Füssen – Sang- und klanglos ist der Mieter der „Kunsthallen am Lech” jetzt ausgezogen. Der Künstler Peter Jente wollte den vorzeitigen Abschied des Vereins „Kuhale” von den „Kunsthallen am Lech mit einem „Abschlussball“ feiern. Doch dies wurde ihm bei Androhung einer Geldstrafe untersagt. 

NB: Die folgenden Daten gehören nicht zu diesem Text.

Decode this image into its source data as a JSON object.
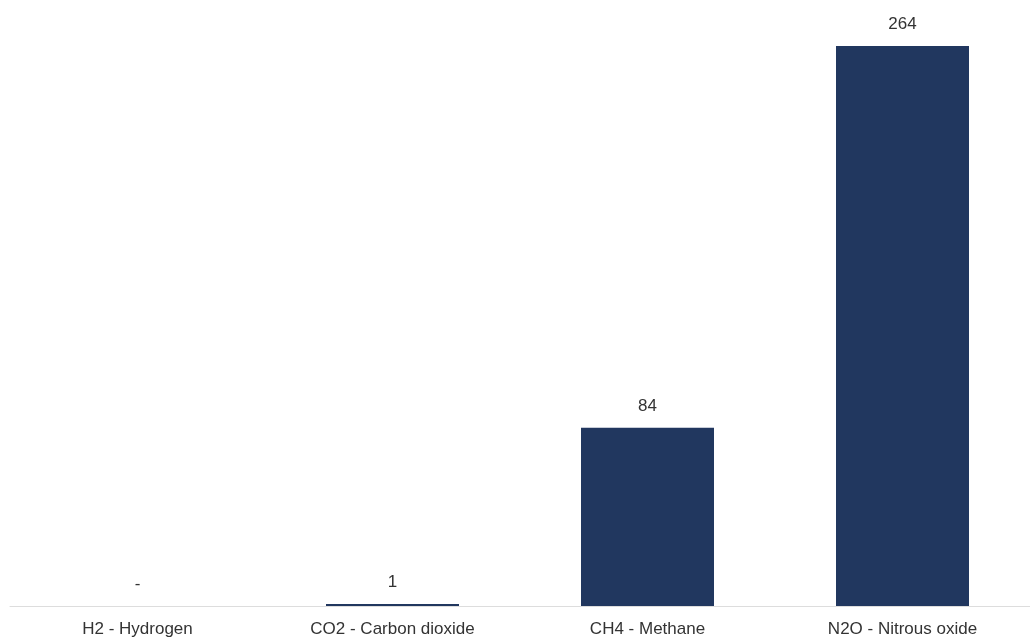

2014 wurde der Kulturverein gegründet, an dessen Spitze Michael Schweiger steht. Mittlerweile ist er auf über 220 Mitglieder angewachsen. Der Verein konnte als neuer Mieter der „Kunsthallen am Lech" angesichts der Fixkosten und Auflagen nur wenige Monate durchhalten. Damit sind die Kunsthallen am Lech seit Ende September Geschichte.Mit dem Verein geht es allerdings kreativ weiter. „Wir sind heimatlos geworden und machen uns Gedanken, wohin wir künftig zu unseren Vernissagen, Konzerten, Kleinkunstabenden und Lesungen einladen können“, beschreibt Vorstandsmitglied Maria-Theresia Marweg. Zunächst muss der Verein aber einen dicken Schlussstrich hinter das mit Enttäuschung verbundene Ende der Künstler-Residenz im Magnuspark ziehen. Im Einvernehmen mit dem Vermieter hatte der Verein vereinbart nicht erst Ende 2015 sondern bereits drei Monate vorher auszuziehen. Das sollte jetzt mit einem „Abschlussball” gefeiert werden. Diese Kulturveranstaltung war unter dem Leitsatz „Der Letzte macht das Licht aus“ öffentlich angekündigt worden. 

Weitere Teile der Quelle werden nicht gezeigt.